Throughout my work as a weaver, I have become deeply interested in people-plant relationships, especially the interdependence that basket weaving illustrates between people and the land they are situated within. I am particularly curious about what we can learn from understanding the wider bonds of belonging and kinship relations that weaving demonstrates about human coexistence within the ecosystems they weave with. 

I am also particularly interested in how the practice of basketry, like many aspects of culture, is part of ongoing adaptation and change, as well as being influenced and eroded by its relationship to many socio-political and environmental factors. Although basketry is one of the most ancient examples of human resource-use within subsistence relationships, it is in no way static or stable.
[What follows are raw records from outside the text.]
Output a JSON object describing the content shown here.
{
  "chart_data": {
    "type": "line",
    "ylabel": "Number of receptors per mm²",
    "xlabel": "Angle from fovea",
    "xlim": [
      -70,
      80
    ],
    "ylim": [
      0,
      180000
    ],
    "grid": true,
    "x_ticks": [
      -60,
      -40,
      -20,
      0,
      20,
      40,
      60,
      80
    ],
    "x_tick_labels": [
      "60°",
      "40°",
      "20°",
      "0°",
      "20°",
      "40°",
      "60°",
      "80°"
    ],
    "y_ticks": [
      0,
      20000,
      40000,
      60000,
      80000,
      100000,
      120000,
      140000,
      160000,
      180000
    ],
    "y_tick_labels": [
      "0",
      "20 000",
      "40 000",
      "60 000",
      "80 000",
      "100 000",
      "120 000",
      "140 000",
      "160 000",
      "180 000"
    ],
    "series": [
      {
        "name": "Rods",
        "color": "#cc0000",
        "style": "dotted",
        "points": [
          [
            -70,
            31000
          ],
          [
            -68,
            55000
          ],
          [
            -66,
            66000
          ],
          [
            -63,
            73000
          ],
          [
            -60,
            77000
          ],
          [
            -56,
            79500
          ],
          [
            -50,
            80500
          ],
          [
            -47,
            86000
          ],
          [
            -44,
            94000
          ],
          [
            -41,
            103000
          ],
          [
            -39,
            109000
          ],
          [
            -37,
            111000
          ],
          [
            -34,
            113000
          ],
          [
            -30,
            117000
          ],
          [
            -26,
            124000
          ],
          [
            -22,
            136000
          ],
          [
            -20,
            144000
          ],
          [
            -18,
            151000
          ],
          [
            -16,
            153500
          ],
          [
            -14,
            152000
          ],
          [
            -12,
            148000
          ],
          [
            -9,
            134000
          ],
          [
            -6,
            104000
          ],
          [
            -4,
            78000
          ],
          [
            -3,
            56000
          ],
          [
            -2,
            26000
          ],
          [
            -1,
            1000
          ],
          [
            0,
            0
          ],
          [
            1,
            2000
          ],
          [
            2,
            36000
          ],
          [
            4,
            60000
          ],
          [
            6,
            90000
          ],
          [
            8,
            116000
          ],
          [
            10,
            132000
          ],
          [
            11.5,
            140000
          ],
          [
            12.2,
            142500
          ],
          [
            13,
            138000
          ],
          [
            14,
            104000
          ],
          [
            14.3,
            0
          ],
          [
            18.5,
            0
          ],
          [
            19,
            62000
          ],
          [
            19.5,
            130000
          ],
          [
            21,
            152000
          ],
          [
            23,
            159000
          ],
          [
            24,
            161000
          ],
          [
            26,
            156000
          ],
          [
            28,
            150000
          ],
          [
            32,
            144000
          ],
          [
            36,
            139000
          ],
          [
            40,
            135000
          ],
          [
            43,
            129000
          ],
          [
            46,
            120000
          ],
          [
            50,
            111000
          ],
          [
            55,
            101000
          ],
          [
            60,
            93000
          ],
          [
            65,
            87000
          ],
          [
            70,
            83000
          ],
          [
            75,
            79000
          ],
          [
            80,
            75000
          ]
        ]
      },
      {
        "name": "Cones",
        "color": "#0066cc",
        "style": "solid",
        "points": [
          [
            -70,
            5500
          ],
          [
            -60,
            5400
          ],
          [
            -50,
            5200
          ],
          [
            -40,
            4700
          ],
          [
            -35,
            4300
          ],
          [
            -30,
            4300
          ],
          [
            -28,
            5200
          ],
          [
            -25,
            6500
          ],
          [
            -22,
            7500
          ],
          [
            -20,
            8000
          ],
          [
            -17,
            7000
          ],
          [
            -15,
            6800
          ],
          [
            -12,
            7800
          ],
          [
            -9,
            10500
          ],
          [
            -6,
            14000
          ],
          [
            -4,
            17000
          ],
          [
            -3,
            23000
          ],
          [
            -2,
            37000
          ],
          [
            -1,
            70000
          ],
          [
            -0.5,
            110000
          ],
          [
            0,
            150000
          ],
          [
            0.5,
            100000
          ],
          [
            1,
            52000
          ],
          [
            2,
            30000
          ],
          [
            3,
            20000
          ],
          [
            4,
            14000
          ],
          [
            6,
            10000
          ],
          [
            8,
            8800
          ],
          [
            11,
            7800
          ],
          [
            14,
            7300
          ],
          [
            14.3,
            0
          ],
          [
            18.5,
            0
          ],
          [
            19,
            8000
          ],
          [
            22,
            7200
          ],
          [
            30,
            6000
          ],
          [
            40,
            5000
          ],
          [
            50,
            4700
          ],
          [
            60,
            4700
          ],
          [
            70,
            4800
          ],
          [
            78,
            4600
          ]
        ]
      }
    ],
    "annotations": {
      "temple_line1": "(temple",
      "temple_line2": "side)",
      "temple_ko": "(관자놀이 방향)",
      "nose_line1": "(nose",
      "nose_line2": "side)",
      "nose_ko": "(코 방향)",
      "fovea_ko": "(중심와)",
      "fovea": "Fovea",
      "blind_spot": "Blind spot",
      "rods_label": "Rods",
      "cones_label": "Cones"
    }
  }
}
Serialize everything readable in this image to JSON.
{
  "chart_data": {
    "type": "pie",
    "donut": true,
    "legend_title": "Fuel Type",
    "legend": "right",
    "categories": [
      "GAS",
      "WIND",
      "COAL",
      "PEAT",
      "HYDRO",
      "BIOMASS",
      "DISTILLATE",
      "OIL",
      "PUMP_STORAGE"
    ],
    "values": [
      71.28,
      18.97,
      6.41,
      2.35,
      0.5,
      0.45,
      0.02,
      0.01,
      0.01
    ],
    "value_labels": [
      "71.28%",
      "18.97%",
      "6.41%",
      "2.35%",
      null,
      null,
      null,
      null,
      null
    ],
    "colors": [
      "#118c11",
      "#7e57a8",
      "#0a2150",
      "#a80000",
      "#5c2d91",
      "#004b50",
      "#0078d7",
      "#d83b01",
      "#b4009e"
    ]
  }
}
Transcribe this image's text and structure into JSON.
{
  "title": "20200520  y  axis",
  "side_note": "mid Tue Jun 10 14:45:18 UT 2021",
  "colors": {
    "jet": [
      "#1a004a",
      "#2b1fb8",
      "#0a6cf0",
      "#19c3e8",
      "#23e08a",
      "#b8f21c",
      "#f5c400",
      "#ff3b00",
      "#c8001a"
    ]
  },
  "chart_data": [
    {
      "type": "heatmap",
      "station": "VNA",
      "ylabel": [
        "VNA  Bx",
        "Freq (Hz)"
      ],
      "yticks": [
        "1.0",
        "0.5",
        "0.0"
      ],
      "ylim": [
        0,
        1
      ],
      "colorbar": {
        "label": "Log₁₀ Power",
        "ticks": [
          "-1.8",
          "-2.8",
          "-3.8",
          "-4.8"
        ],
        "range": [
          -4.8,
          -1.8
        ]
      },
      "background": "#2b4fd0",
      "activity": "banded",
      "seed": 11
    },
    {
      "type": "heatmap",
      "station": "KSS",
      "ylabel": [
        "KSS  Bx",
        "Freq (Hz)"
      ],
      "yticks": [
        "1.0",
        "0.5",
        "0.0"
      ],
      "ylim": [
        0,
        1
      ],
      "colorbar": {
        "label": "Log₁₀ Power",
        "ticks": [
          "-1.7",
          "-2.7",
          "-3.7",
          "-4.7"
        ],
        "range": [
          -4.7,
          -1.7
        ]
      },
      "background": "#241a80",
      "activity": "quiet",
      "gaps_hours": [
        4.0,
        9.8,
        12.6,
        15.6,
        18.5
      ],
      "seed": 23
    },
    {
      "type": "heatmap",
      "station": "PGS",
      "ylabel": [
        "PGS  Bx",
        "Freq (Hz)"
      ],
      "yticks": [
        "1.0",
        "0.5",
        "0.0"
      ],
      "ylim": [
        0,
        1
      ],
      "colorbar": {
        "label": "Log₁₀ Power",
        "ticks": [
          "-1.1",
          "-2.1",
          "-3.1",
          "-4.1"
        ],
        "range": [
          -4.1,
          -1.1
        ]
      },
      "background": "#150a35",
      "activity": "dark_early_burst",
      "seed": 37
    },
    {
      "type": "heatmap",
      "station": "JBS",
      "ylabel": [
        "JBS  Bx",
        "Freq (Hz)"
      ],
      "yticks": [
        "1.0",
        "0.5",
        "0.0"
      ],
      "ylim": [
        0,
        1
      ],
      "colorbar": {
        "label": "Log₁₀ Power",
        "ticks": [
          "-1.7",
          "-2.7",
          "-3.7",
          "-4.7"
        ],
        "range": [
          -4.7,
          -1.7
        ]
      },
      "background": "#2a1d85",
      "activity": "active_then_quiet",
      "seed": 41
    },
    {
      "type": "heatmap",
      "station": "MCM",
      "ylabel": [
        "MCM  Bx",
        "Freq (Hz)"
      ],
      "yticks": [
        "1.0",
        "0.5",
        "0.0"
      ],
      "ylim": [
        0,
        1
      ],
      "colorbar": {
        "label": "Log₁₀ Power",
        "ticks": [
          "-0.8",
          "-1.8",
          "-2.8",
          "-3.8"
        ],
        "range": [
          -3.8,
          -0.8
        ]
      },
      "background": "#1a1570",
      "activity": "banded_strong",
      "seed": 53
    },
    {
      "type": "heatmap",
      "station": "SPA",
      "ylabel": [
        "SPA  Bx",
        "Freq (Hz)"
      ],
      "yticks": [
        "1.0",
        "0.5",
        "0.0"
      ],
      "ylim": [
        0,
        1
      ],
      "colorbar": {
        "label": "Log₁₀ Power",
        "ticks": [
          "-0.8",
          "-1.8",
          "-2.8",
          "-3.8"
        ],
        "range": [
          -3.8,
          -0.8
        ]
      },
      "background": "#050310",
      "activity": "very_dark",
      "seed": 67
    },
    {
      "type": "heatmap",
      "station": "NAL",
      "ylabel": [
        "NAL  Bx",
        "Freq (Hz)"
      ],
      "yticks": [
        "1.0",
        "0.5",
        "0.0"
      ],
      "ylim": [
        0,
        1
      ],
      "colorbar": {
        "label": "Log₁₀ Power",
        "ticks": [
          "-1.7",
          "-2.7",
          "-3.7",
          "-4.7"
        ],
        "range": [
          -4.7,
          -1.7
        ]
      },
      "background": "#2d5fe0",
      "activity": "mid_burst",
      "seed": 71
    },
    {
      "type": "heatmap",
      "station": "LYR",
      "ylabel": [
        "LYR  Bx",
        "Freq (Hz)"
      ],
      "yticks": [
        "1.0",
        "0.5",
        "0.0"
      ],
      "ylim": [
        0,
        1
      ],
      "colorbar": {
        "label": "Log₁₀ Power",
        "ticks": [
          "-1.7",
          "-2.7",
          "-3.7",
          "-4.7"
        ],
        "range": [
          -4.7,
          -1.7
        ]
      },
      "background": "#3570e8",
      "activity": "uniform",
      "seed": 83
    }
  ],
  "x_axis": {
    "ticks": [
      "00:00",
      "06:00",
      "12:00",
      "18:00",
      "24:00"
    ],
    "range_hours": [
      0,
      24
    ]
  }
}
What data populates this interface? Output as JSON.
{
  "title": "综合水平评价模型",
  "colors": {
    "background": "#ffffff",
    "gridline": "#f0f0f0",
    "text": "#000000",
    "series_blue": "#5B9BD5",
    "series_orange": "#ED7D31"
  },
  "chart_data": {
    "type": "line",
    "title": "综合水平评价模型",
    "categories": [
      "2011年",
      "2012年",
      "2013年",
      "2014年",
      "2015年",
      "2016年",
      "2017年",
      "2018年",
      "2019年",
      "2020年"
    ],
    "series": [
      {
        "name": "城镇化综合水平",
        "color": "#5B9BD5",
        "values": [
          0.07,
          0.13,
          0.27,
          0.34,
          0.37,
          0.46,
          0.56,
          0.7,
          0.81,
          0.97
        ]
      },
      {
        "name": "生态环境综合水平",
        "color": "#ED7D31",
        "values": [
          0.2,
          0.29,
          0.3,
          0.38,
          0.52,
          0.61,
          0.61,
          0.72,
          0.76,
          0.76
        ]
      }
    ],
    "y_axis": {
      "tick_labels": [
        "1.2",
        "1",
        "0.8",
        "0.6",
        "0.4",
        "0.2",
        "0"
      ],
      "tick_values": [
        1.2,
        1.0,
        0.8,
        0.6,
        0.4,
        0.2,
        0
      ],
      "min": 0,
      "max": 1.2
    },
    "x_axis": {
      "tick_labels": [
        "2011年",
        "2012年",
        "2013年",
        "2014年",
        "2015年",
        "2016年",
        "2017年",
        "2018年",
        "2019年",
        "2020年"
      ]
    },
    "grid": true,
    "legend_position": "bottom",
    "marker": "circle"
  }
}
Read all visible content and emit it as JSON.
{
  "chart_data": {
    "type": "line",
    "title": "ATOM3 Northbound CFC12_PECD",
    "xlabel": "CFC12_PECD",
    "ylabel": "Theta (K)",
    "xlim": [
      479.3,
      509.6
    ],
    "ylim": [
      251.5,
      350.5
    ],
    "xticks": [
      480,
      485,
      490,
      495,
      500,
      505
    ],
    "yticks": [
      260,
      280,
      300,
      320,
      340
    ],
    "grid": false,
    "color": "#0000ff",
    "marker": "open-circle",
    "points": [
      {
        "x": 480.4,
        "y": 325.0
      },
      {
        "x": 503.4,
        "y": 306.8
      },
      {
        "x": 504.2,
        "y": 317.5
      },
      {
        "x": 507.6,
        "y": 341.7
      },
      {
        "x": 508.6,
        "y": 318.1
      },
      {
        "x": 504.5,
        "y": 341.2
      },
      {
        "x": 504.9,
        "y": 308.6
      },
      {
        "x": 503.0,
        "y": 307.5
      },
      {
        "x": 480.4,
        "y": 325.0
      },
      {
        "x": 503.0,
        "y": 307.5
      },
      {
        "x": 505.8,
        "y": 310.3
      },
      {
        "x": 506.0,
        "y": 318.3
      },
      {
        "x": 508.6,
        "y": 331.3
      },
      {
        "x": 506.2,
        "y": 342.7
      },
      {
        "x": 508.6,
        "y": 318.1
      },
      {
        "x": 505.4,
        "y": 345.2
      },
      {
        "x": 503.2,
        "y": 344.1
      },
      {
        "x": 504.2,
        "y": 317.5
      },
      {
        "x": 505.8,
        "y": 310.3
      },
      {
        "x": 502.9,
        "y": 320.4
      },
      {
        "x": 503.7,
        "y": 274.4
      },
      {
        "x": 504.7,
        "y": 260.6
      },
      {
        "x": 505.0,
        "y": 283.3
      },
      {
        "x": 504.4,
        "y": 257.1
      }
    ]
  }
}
Throughout history, basketry and the livelihoods of many people who weave, has been influenced by the globalised world and their convergence with various colonial actors in different regions where strong basket weaving traditions remain.  

Basketry is inherently interwoven with land and access to the plants and forests that weavers use as resources to weave their baskets. Throughout the world, many indigenous groups and nature-based peoples who have woven baskets on their ancestral lands for generations, have been and continue to be impacted by land-rights issues and obtaining title to their homelands. In many cases, these people find it increasingly challenging to obtain access to their traditional plants to weave with due to land-theft, privatisation of land and logging that clear-cuts huge swathes of forest each day, decimating all, including specific trees and palms that are used by these people for basketry. When this land is cleared the loggers do not choose between the timber they are targeting and other native species amongst them, therefore all is destroyed. Similarly, when land is decimated by cattle ranchers or sold to private companies, the long inhabitation and use of forests by indigenous people and their cultural crafts is ignored. For thousands of years indigenous tenure of land to harvest native plants for basket weaving has been passed down between families and tended to and many individuals hold tenure to particular trees within their communities. 

Many plants used for weaving also hold ritual significance and are tied closely to the cosmology of many people. The factors mentioned above do not only diminish and deteriorate access to materials, displacing people from their lands and resources but they also erode kinship bonds and neglect the wider bonds of belonging that people have with their ancestral land. Colonial modernisation projects that focus on “conservation and development” continuously fail to recognise these sacred bonds, thus eroding the livelihoods, identity and dignity of peoples connection to land. 


I am currently living and working with a small community of Emberá people in the lowlands tropical forests of eastern Panama, where I am honoured to weave baskets with the women most days as well as researching how their cultural lifeways are impacted by environmental governance in the region. The Emberá are some of the most skilled basket weavers in the world, weaving intricate coiled baskets and masks from the forests where they live from Chunga (Black Palm) and Nahuala, commonly known as the Panama Hat Plant. The Chunga Palm, like many other parts of their cultural traditions, is under threat due to illegal as well as state-licensed logging in the region destroying large areas of the forest. The interweaving of the lives of the Emberá and their lifeway as artisans, like many parts of their lives, is often overlooked and ignored as their resource-rich lands are destroyed or stolen from them. In many cases, weavers now have to travel many hours to find harvestable plants.